🤖 AI Summary
In cross-institutional, siloed federated learning (FL), participant failures—such as communication disruptions or configuration errors—are frequent, yet their impact on model quality remains poorly understood, especially in small-scale, non-IID settings.
Method: This work presents the first empirical study of the multidimensional impact of participant failures, systematically analyzing three critical factors: failure timing, degree of local data skew, and evaluation bias.
Contribution/Results: We find that failure timing significantly affects convergence behavior and final model performance. Under high data skew, standard evaluation metrics exhibit optimistic bias, obscuring the true extent of model degradation. Crucially, conventional offline evaluation proves unreliable for deployment decisions, often yielding misleading conclusions. Our study provides a reproducible analytical framework and actionable design insights for building robust FL systems—highlighting the need for failure-aware evaluation protocols and adaptive aggregation strategies in heterogeneous, real-world FL deployments.
📝 Abstract
Federated learning (FL) is a new paradigm for training machine learning (ML) models without sharing data. While applying FL in cross-silo scenarios, where organizations collaborate, it is necessary that the FL system is reliable; however, participants can fail due to various reasons (e.g., communication issues or misconfigurations). In order to provide a reliable system, it is necessary to analyze the impact of participant failures. While this problem received attention in cross-device FL where mobile devices with limited resources participate, there is comparatively little research in cross-silo FL.
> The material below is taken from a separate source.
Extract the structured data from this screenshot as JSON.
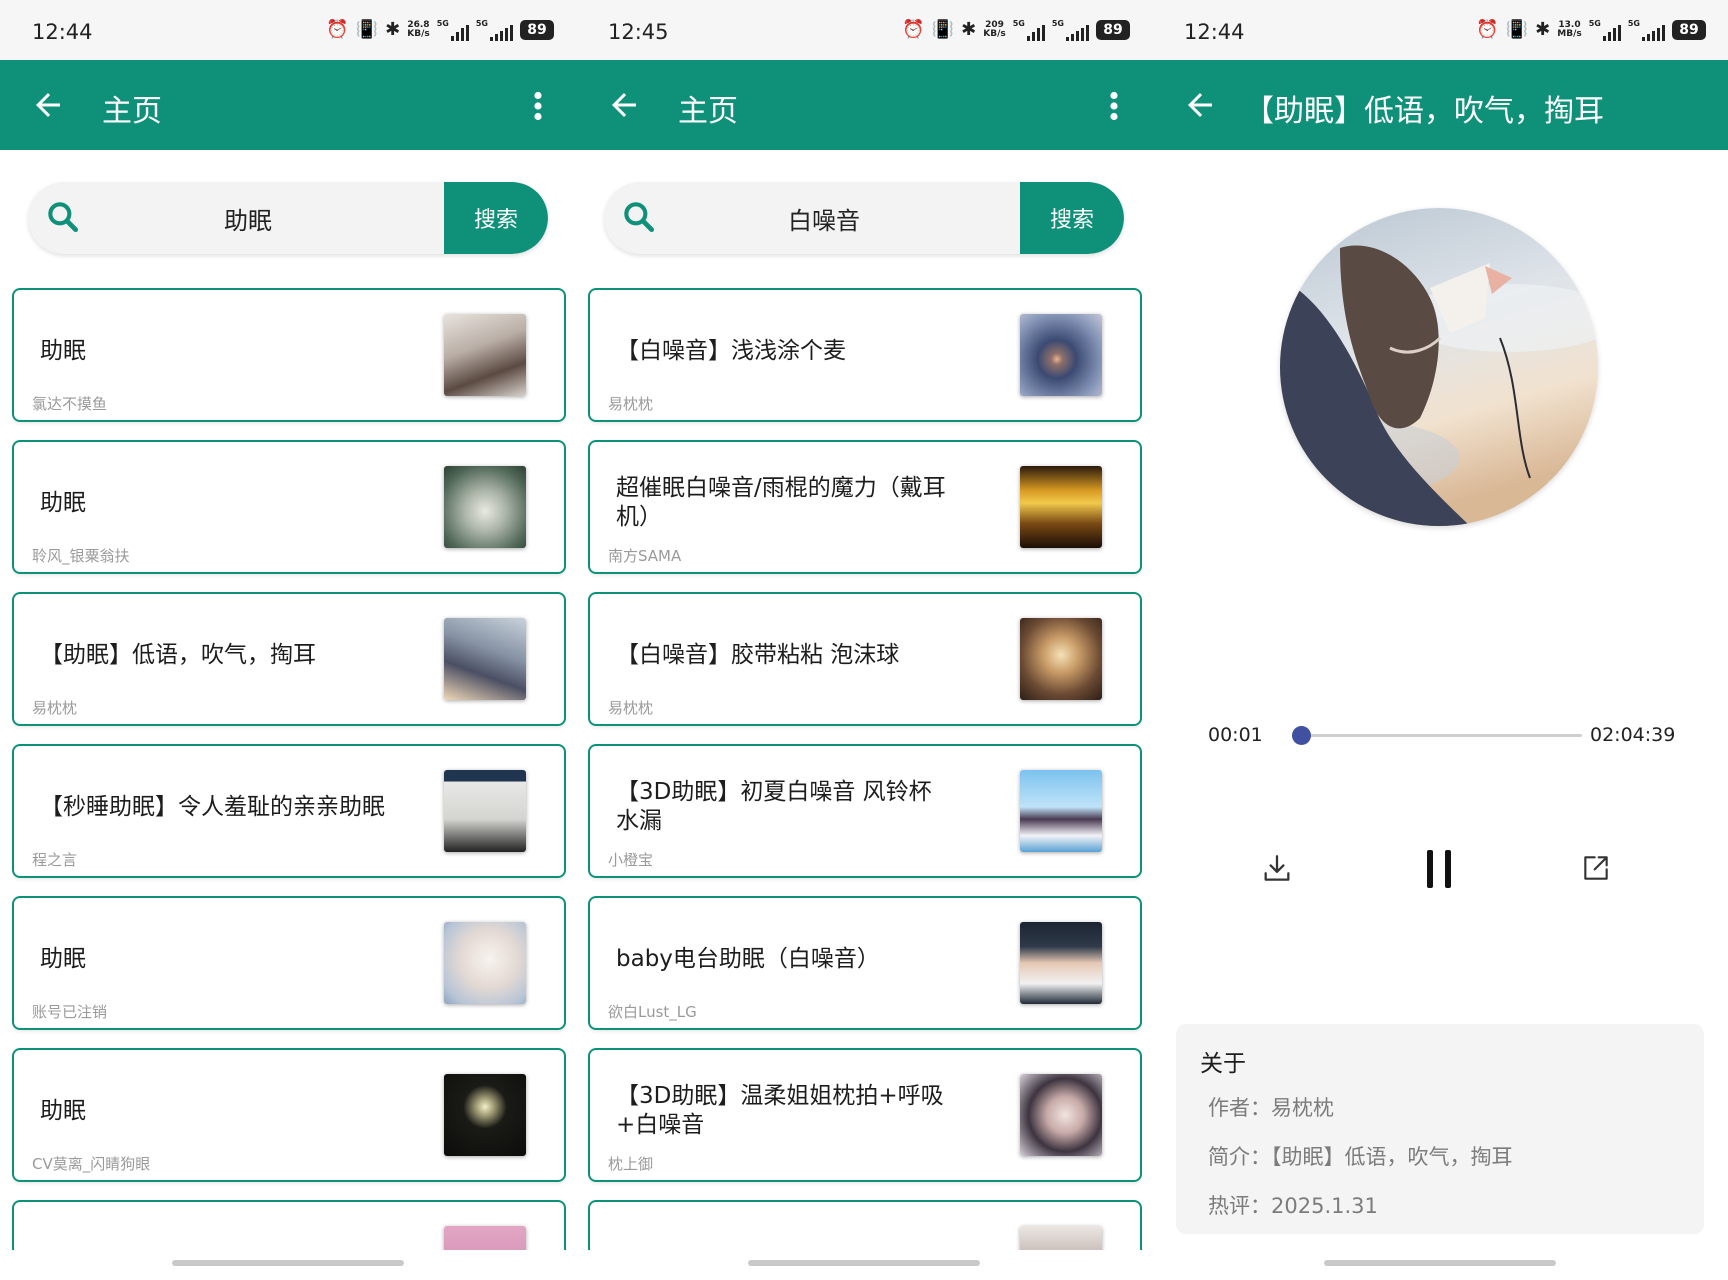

Therefore, we conduct an extensive study for analyzing the impact of participant failures on the model quality in the context of inter-organizational cross-silo FL with few participants. In our study, we focus on analyzing generally influential factors such as the impact of the timing and the data as well as the impact on the evaluation, which is important for deciding, if the model should be deployed. We show that under high skews the evaluation is optimistic and hides the real impact. Furthermore, we demonstrate that the timing impacts the quality of the trained model. Our results offer insights for researchers and software architects aiming to build robust FL systems.